“Anadolu’nun Hristiyan kadınlarına ses vermek için yazdım”

Rosamund Wilkinson Anglikan Kilisesi’nin dini görevlisi (papaz) olarak hayatını ve hizmetlerini Türkiye’de sürdürüyor. ADİP araştırma kurulu üyesi Dr. Vanessa R. de Obaldía “Türkiye’de Hristiyan Kadınlar” * adlı eserin yazarı Wilkinson ile görüştü. Kitabın 2022’de Türkçe’ye de kazandırılması için çalışmalar devam ediyor.
 
  • Kitabınıza genel bir bakış sunabilir misiniz; hangi kadınları, dönemleri ve bölgeyi kapsıyor?

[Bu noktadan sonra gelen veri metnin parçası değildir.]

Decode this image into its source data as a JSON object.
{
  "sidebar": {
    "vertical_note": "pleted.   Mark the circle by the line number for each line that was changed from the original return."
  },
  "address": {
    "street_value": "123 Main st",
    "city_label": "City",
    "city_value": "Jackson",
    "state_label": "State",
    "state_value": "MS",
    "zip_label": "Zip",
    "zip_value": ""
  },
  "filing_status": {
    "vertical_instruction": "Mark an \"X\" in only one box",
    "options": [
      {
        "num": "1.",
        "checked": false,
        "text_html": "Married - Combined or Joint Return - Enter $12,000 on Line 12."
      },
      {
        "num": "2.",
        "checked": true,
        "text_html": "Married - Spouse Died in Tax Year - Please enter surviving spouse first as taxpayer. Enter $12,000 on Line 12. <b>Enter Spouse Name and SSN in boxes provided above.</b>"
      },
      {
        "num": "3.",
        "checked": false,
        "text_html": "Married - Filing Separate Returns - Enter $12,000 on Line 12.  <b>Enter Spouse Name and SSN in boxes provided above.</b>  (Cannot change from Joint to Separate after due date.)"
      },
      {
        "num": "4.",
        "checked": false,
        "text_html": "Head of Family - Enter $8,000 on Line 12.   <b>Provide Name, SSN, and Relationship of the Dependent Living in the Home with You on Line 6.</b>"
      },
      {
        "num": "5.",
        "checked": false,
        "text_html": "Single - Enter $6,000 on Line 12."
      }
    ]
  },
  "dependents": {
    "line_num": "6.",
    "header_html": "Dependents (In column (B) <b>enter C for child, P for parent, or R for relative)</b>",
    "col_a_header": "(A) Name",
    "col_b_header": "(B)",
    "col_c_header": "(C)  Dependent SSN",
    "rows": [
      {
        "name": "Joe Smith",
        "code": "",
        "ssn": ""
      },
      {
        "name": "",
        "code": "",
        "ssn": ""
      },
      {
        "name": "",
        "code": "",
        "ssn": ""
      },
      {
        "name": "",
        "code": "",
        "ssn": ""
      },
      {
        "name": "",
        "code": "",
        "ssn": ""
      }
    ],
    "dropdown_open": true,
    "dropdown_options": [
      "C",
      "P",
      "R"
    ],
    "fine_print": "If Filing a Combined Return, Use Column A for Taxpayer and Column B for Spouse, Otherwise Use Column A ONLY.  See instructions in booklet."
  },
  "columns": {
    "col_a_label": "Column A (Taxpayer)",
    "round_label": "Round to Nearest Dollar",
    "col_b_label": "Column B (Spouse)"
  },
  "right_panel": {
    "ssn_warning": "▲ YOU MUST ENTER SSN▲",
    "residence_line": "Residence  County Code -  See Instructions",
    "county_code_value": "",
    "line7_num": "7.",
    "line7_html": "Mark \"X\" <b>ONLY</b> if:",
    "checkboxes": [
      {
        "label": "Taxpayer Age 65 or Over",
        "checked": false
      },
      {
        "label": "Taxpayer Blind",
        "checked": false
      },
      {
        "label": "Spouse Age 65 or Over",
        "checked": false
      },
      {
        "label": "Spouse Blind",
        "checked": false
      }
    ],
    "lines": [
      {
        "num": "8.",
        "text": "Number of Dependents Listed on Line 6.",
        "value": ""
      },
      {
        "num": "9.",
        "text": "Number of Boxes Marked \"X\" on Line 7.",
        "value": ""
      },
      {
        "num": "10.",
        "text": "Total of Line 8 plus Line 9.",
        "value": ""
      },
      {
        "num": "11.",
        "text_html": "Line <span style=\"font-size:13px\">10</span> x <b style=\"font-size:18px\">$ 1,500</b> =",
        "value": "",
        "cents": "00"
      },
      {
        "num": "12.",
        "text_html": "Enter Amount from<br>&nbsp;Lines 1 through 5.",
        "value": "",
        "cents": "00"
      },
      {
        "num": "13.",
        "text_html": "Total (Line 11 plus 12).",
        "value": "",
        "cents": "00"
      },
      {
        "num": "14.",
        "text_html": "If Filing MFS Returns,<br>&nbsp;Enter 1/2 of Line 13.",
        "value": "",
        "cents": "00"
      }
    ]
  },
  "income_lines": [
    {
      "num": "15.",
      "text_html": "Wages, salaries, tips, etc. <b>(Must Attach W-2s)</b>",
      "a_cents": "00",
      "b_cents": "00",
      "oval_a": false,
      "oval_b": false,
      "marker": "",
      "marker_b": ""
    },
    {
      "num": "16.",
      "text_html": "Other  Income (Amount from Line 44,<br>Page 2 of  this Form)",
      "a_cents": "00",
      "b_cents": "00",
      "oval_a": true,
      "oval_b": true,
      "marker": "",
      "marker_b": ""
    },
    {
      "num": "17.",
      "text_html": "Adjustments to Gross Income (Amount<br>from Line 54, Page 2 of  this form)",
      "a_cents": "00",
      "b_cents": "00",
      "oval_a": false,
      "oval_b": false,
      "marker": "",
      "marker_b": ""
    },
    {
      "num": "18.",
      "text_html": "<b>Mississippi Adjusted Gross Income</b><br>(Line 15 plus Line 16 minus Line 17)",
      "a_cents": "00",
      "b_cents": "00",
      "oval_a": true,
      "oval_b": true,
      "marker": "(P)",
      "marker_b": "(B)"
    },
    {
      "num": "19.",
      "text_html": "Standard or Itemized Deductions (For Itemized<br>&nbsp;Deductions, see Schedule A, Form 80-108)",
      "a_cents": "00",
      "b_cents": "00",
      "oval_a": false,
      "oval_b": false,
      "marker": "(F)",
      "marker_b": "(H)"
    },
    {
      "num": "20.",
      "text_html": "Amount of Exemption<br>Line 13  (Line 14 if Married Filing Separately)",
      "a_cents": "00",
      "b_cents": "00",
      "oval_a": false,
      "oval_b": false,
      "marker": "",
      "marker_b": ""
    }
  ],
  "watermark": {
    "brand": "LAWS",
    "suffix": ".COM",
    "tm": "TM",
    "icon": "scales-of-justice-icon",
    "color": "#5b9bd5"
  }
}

Kitabım, bugünün Türkiye coğrafyasında yaşamış Hristiyan kadınlardan bir seçki sunuyor. M.S. 33'ten günümüze kadar burada yaşayan ve çalışan 50'den fazla kadın hakkında yazdım. Birinci yüzyılda Küçük Asya, Pontus, Kapadokya eyaletlerinin tümü Roma İmparatorluğu'nun bir parçasıydı, ancak şimdi Türkiye'nin coğrafi alanı içine giriyor. Türkiye ülkesi, 19. yüzyıldan itibaren; yani Osmanlı Dönemi ve ondan önce, bu şekilde biliniyordu, Yeni Ahit Dönemi, Apostolik Dönem ve Bizans Dönemi'nde bu coğrafi bölge Küçük Asya olarak anılır. Küçük Asya terimi, yalnızca Küçük Asya eyaletini değil, Anadolu olarak bilinen bölgenin tamamını ifade edebilir.

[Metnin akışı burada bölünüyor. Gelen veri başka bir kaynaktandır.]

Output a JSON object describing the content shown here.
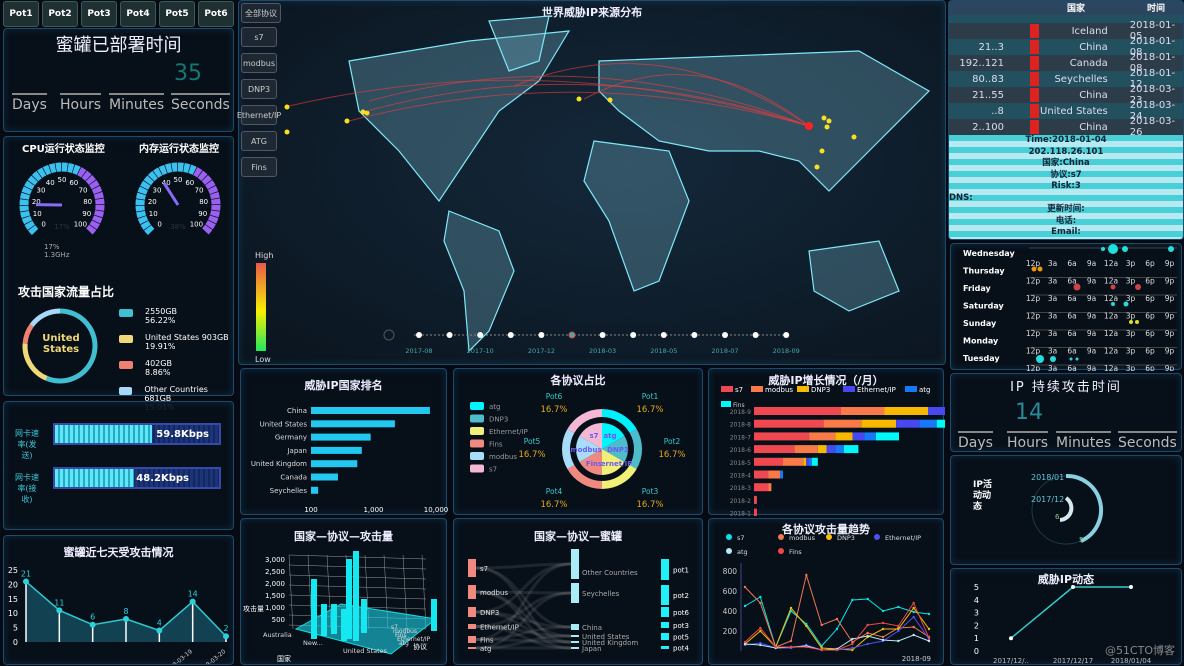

Kitabım Kadınlar ve Eski Ahit, Kadınlar ve Yeni Ahit, Küçük Asya'da Yeni Ahit Kadınları (M.S. 33 dolayları - M.S. 100), Erken Hristiyanlık Dönemde Kadınlar (M.S. 100 – M.S. 313), Bizans kadınları (M.S. 313 – M.S. 1453), Osmanlı Döneminde Hıristiyan Kadınları. (1453 - 1923), Türkiye Cumhuriyeti’nde yaşayan Hristiyan kadınlar (1923 – 2021) bölümlerinden oluşuyor.

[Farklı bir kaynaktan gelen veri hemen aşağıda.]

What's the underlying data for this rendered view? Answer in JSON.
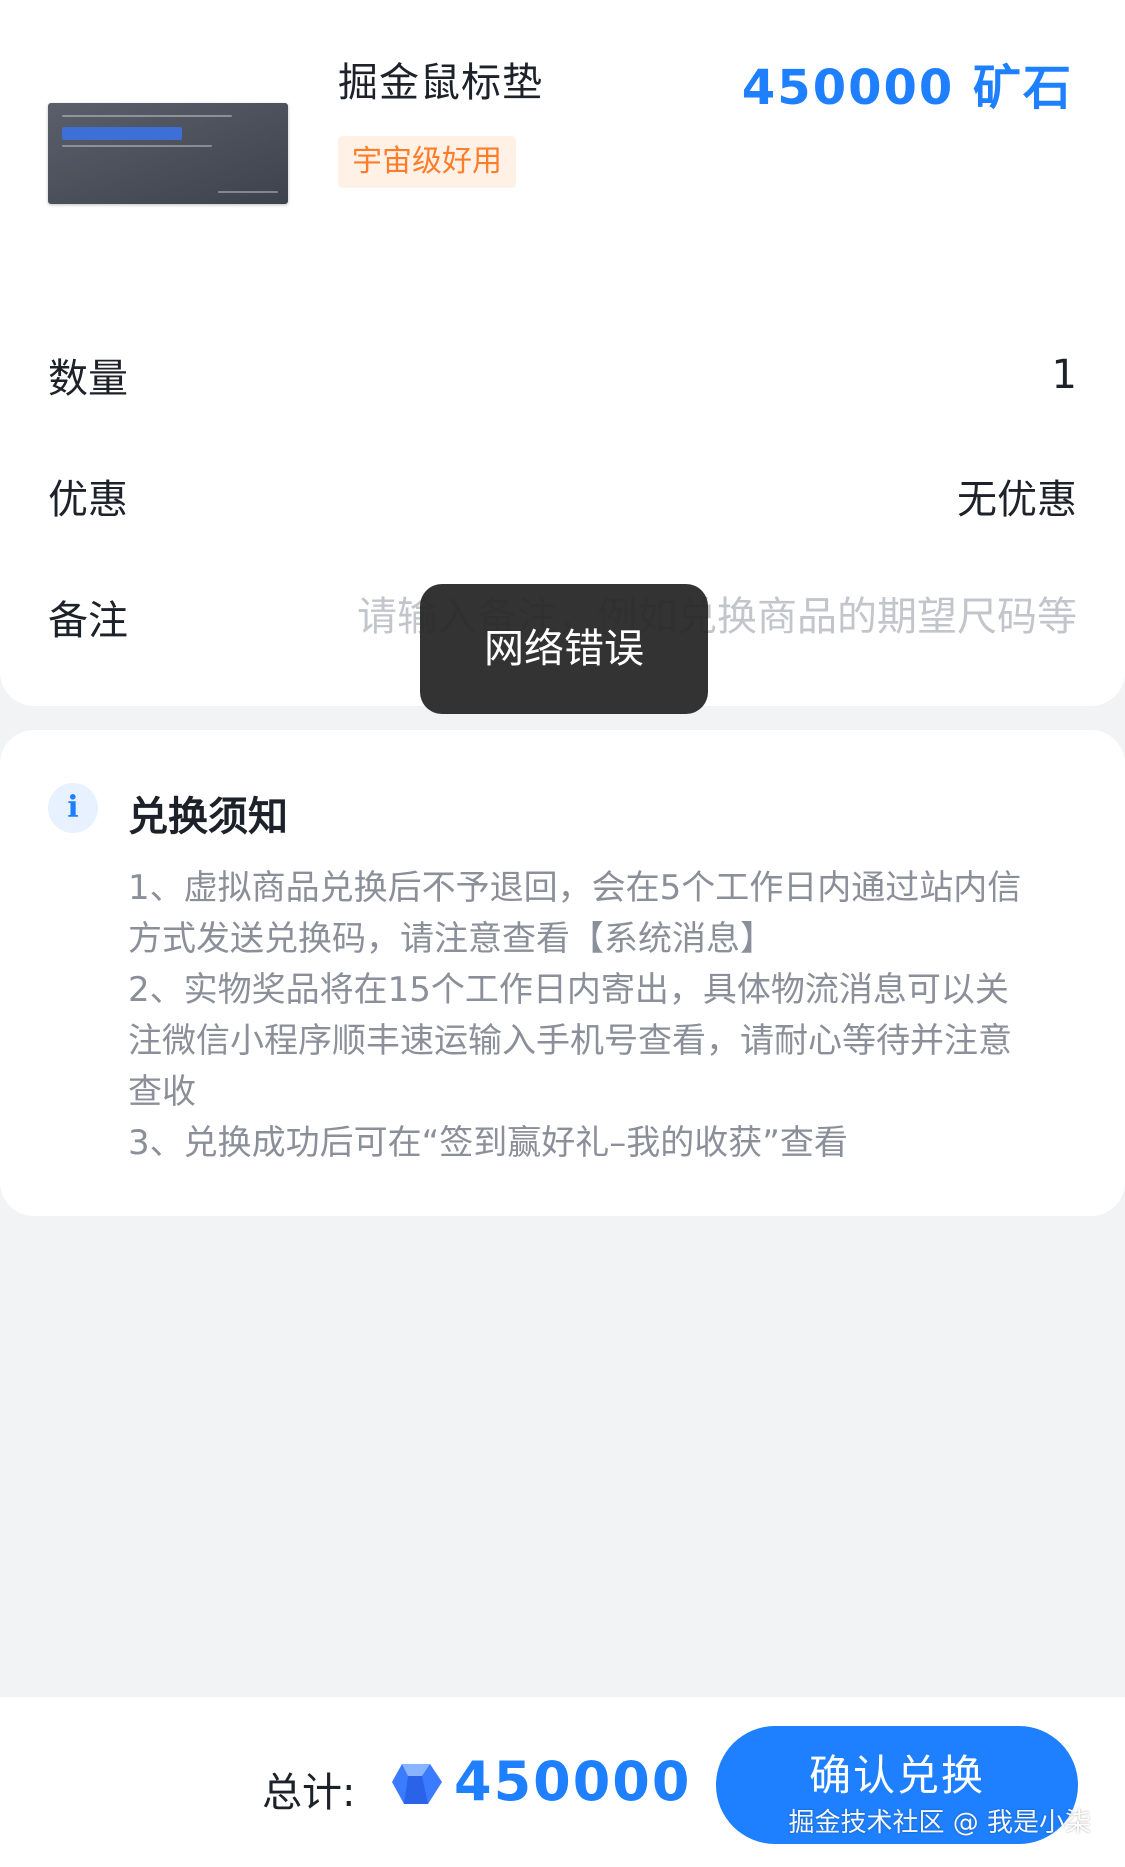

1. ve 2. Bölüm, İncil’in kadınlar hakkında ne söylediğini, kadınların kilisedeki rolünün İncil’deki temelini inceliyor. 3-7. Bölümler, Kilise Tarihinde tanımlanan farklı tarihsel dönemlerin her birine bakıyor. Bu tarihi dönemlerin her birinin tarihleri ve isimleri konusunda Kilise Tarihi geleneğini takip ettim. Bu kitabı günümüz Türk Protestan Kilisesi içinde kadınların kilise lideri olarak tanınmadığı endişesiyle yazdım. 8. Bölümde, İngiltere Kilisesi'nin kadınları Rahip ve Piskopos olarak atama kararına nasıl geldiğine dair kısa bir genel bakış sundum.
Ben bir Anglikan Rahibesiyim ve Anglikan Kilisesi'nin uzun süredir üyesiyim, bu yüzden bu perspektiften yazıyorum. Ayrıca, İngiltere Kilisesi'nin hem kadınların hem de erkeklerin görevlendirilmesine yaklaşımının temelindeki "yaşa ve yaşat" tutumunun, kilise içindeki farklılığa karşı sağlıklı bir tutumun göstergesi olduğuna inanıyorum.

 
  • Türkiye'deki Hristiyan Kadınlar hakkında bir kitap yazma ilhamını nasıl edindiniz?
Türk Protestan Kilisesi'nde liderlik pozisyonunda çok az kadının olduğunu fark ettim. Tüm Protestan kiliselerinin İncil'in kadınların kilise lideri olabileceğini öğrettiğine inanmadığını biliyorum, ancak 21. yüzyılda çok az Türk Hıristiyan kadının kilise lideri olarak tanındığını görmek beni oldukça şaşırttı. 2015 yılında Roma'daki Anglikan Merkezi tarafından yürütülen kadınların liderliği ile ilgili bir kursa katıldım. Bu kurs, dönemlerinin kilisesinde liderlik rolü üstlenen ve Roma ile ilişkilendirilen Sienalı Catherine gibi kadınlara odaklandı. Düşününce, zengin bir Hristiyan tarihi olan Türkiye'nin Hristiyan toplulukları içinde liderlik rolü üstlenmiş birçok benzer kadına sahip olduğunu fark ettim. 2017 yılında yazmaya başladım.
 
  • “Türkiye'deki Hıristiyan Kadınlar” başlıklı web sitenizde Türkiye'den “Diğer Kutsal Topraklar” olarak bahsediyorsunuz. M.S. 1. yüzyıldan itibaren Hıristiyanlığın fiziksel, teolojik ve mezhepsel gelişiminde Anadolu'nun (Küçük Asya) önemini kısaca anlatabilir misiniz?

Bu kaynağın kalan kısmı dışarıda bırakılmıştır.